Common myths about personal loans

Personal loans are one of the most popular sources of quick money. One of the hassle free ways to meet your monetary requirements almost immediately would be – by making use of unsecured loans. Despite its increased demand, there are a number of people who are still walking away due to some misconceptions they’ve heard and haven’t bothered to confirm. The point is to stay informed of the real picture, so that you can make the right decision and not hesitate at the time of application.

Here are some of the myths about personal loans, demystified:

– Can personal loans be used if I already have an existing loan or loans?

The only thing that lenders look at is your ability to repay the loan you are about to take out. However, if you have too many loans or credit card bills, it doesn’t mean you can’t get a personal loan. There is a service called debt consolidation where you can combine your debt from various institutions into one personal loan. This will definitely give you better control over your debt load, as you will now be paying a single installment instead of multiple.

– Why are interest rates unreasonable?

It is a fact that the interest rates of loans that do not require a guarantor are slightly higher compared to conventional loans such as secured loans. The reason is that these are unsecured loans that do not require collateral or collateral, so it is natural for banks to make sure that your money will be repaid. If you’re interested in getting the best interest rate available, you’ll come across several seasonal deals that are definitely worth taking advantage of.

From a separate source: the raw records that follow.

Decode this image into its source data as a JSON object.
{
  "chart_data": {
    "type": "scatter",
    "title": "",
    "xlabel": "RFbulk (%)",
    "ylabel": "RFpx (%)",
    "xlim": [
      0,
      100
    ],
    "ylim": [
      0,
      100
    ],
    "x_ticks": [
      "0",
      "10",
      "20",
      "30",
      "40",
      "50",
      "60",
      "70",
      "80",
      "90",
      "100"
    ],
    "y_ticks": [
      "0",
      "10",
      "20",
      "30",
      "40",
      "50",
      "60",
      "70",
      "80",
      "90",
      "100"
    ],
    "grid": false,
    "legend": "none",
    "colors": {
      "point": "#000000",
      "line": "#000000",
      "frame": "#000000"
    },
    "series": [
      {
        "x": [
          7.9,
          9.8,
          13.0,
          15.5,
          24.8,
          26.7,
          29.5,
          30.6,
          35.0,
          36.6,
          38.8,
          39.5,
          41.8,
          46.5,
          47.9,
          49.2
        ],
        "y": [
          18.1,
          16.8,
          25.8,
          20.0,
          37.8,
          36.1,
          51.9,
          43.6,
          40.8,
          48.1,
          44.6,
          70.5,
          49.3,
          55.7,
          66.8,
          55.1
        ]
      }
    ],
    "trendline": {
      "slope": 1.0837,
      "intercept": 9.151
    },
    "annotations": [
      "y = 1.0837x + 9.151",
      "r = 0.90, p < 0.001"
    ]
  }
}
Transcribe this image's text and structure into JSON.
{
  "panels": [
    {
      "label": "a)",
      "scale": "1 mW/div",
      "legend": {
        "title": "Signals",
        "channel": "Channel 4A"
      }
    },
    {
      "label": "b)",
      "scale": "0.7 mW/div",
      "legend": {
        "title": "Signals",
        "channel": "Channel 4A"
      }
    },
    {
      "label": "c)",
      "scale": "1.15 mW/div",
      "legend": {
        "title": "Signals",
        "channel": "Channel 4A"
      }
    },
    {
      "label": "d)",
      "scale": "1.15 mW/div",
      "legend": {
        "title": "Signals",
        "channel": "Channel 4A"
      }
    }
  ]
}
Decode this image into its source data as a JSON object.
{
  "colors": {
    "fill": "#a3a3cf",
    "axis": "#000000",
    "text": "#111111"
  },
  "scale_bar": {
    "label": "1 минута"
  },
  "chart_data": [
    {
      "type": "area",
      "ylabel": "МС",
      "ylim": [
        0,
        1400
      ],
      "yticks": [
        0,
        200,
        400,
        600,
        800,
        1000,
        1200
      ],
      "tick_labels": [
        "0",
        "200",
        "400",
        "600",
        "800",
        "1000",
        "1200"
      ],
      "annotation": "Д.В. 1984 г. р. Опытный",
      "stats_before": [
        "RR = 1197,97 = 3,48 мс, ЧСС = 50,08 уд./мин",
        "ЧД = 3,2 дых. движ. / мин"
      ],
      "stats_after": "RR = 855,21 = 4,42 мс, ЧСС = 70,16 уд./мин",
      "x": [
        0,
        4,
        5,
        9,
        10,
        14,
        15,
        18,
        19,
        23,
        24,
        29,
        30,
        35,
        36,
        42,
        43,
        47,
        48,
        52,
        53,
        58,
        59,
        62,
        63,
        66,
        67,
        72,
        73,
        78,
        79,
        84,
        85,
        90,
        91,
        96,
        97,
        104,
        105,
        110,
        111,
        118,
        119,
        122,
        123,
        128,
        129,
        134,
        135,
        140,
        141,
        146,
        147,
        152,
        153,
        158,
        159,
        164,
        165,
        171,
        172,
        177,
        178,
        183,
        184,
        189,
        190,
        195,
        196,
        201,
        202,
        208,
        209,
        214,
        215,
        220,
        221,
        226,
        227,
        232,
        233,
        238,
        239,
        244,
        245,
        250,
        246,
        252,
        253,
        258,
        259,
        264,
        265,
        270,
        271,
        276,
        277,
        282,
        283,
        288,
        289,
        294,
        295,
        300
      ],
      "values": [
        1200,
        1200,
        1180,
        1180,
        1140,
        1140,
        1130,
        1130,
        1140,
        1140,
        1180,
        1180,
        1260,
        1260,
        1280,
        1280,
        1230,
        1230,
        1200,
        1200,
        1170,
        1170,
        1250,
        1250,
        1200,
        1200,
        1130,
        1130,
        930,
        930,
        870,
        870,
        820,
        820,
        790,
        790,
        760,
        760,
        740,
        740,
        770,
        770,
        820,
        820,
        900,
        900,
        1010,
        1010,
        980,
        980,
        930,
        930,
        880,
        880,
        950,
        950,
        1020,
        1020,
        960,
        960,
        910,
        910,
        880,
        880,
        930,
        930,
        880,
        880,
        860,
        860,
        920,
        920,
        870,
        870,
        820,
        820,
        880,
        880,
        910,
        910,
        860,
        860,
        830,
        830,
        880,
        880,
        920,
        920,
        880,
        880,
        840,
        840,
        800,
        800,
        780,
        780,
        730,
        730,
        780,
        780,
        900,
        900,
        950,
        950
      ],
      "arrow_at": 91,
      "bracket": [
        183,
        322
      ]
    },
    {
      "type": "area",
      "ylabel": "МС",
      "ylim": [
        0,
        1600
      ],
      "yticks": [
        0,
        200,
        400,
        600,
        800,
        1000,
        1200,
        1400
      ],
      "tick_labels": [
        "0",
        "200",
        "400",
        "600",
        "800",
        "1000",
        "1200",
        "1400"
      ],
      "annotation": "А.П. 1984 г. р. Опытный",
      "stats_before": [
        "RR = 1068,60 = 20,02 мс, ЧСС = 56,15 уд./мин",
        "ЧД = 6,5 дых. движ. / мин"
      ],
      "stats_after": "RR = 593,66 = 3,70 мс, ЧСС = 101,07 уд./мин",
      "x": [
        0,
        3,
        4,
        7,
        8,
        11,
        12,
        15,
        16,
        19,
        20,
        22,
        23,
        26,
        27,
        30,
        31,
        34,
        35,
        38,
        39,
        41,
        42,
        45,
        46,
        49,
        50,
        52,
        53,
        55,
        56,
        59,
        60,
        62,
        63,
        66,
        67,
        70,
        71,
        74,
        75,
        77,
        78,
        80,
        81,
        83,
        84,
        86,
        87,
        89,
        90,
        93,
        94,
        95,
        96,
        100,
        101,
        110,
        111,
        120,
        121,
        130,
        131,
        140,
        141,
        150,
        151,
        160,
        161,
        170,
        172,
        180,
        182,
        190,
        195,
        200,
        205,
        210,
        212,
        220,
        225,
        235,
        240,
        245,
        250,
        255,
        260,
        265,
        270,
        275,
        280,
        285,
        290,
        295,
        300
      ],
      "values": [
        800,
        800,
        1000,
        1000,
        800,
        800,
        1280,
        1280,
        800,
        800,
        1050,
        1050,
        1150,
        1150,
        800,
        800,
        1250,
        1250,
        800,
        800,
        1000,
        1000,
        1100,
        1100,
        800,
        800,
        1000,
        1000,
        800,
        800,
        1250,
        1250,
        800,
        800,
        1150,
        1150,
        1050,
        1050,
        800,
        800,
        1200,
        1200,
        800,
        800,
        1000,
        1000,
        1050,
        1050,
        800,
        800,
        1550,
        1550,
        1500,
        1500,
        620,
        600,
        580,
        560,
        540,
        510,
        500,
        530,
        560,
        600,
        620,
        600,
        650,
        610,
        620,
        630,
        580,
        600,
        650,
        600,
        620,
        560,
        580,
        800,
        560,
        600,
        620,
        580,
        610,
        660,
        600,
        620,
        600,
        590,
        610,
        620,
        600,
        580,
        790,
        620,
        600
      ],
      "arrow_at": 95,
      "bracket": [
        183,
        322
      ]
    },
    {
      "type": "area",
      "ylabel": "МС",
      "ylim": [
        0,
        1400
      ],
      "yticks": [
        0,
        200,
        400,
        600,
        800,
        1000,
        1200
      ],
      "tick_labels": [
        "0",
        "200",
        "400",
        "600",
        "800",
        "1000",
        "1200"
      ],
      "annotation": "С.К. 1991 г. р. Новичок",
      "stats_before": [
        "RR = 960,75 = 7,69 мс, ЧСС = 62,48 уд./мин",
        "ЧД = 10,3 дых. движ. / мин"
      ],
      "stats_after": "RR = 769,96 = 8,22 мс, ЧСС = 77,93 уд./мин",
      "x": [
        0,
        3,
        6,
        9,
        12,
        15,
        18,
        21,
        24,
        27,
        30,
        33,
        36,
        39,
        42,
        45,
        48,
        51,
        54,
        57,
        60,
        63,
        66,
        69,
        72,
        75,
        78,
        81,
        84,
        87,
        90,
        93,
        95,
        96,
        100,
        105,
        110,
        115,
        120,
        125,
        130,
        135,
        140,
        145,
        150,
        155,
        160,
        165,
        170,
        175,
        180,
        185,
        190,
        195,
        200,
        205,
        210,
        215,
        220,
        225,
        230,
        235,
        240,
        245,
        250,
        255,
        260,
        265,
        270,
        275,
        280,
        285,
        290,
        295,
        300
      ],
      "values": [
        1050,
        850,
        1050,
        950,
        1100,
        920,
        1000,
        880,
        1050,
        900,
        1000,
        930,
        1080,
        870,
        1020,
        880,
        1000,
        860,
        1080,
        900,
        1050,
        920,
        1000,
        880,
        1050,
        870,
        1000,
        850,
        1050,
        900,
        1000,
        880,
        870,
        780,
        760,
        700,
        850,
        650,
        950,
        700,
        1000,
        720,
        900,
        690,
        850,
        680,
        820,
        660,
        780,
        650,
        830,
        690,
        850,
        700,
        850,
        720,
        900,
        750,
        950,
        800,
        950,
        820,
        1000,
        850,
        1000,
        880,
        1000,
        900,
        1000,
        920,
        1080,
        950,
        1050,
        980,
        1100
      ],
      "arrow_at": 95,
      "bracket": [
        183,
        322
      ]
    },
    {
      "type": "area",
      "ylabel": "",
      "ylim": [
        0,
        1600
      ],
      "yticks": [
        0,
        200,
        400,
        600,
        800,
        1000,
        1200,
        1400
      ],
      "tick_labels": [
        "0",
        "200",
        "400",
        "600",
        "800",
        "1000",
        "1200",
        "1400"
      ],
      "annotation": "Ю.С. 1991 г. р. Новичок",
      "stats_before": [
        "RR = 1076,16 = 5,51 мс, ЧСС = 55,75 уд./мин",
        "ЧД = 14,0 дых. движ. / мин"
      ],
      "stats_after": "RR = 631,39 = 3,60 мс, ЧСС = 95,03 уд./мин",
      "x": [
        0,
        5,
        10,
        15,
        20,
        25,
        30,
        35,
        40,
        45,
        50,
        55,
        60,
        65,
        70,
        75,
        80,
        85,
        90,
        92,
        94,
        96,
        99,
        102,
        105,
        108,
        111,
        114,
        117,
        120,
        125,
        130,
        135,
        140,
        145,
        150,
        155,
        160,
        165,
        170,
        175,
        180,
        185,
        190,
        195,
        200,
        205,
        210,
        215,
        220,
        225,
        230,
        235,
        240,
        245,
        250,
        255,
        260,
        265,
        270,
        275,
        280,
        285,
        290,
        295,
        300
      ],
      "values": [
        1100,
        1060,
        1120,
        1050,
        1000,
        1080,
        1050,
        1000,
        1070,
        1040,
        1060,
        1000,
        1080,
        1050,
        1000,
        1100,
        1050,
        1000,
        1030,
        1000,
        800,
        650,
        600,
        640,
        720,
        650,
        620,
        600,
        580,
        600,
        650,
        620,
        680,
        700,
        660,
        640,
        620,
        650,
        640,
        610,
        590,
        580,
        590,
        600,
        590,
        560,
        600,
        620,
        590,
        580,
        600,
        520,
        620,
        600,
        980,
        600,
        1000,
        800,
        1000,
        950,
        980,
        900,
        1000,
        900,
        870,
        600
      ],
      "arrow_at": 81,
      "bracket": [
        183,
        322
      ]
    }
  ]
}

– Can I apply more than I require?

Applying for any type of loan beyond your ability to pay is generally not a good idea. You may come across various agencies that claim to give you the maximum loan amount (which is usually beyond your ability to repay) in order to enjoy so-called maximum benefits. Don’t be fooled by that because lenders never approve when you exceed your payment limit. Always remember, borrow only what you need so that a) you can save on unnecessary fees and b) you can easily take advantage of other loans when needed at a later stage.

– Can I apply for a personal loan in multiple institutions?

Although it is not against the rules to apply for a loan at multiple institutions, but if even a bank knows about your application at multiple institutions, it will only further delay your process of getting a loan immediately and increase your chances of rejection. . Therefore, it is safe to not apply to multiple institutions so that you have the best chance of getting your loan approved.

– Is my credit score the deciding factor for my loan approval?

Your credit score is one of the important factors in whether your loan is approved or rejected, however, it is not the ONLY factor that decides your application. Other factors, such as income, company category, and overall profile score, also play an equally important role.

There will be several other questions that come to your mind, so you need to approach the right people when it comes to your personal loan application.